Pass on Piggy’s, head to Hide: central London breakfasts reviewed

Hide's Croque Monsieur [GiuliaVerdinelli] 
issue 12 February 2022

The centre could not hold, at least for Piggy’s. The drama of being the only greasy spoon in the West End — in Air Street, of all places — was too much, and it swelled, panicked, and fell apart. Yesterday I ate a mean sliver of almost cold bacon inside hard white supermarket bread. The butter had fled, possibly in the night, possibly with its luggage. There is a good, cheap bacon sandwich — I would argue the cheap bacon sandwich is the only good bacon sandwich — but it must have soft bread, crispy bacon, and butter as plentiful as a lover’s heart. This wasn’t it.

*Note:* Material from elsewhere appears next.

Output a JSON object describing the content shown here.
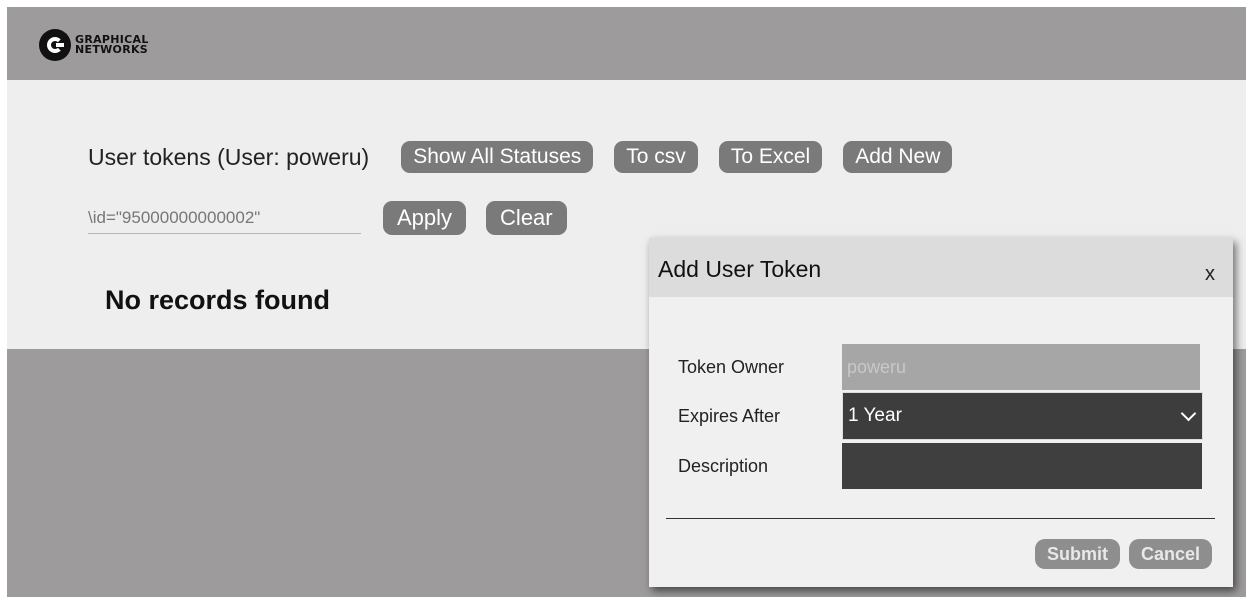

But what is a good breakfast in a city that is — like the new hotel inside the Trocadero, the Zedwell, pre-fabricated and built elsewhere, and shipped in — a box within a box?

3 Henrietta Street is named for its address. Perhaps this is a grasp for identity, everything else having failed. (‘We believe in London,’ says its website. What does that mean, beyond, perhaps, that the copywriter doesn’t?) Maybe it just lacks imagination. Maybe it was named by its postman. It is part of the ever-changing merry-go-round of restaurants that now, along with ever more glossy shops, constitute Covent Garden, which was once — and this is almost too depressing to remember — a flower market. It lives inside a tall, grey Georgian house on the square and is styled like a club — Soho House, what else? — with too-bright colours, as in the Masque of the Red Death, and spurious floristry, which leaks on to the plates.

Here, in two restaurants (El Takoy and Pivot) and one café (Lilly’s) you can eat, among other things, beetroot avocado toast, cheddar and mushroom baked eggs and baskets of artisanal muffins amid an almost overpowering sense of whimsy and denial. You cannot escape whimsy in London restaurants, which often call themselves ‘spaces’ or ‘hubs’. I recently found one on Brewer Street that is almost all lampshades.

Rather better is Hide on Piccadilly. It should be. Hide Above, run by Ollie Dabbous, is one of the best restaurants in the city. There is bad food as bad art and good food as good art. Hide Above is the second.

It may be ludicrous to speak ill of whimsy in an article praising a restaurant whose staircase is a bespoke tree, a sort of Magic Faraway Tree leading to a tasting-menu restaurant that serves food alongside bones and feathers and bricks of ice, but it is a very good tasting-menu restaurant. It all comes back to the food.

In Hide Below, with its pale walls and wooden floors, they also serve breakfast. It is filled with gilded women and also with hedge-funders, who probably own the box-within-a-box hotel — and the city-within-a-city — but I forgive it that, because it is a joyful experience, and well priced.

The menu is large. There is seasonal fruit, muesli, porridge with fresh honey-comb, maple syrup or prunes, and honey mango; banana bread, French toast, brioche and croissant; eggs Florentine, royale and Benedict, and a full English breakfast, though it is not called that here. It is, however, a perfect English breakfast, with every element — bacon, egg, sausage, tomato, black pudding, sourdough toast — perfectly balanced within. This is harder than it looks.

So, if you want a good breakfast in central London (Piggy’s having failed us), try Hide; or, as my husband suggests, follow the high-viz jackets on some sausage-bricked road to Oz, or nowhere.

Piggy’s, 1 Air St, London W1; tel: 020 7734 0821; 3 Henrietta St, London WC2, tel: 020 3325 5275; Hide, 85 Piccadilly, London W1, tel: 020 3146 8666.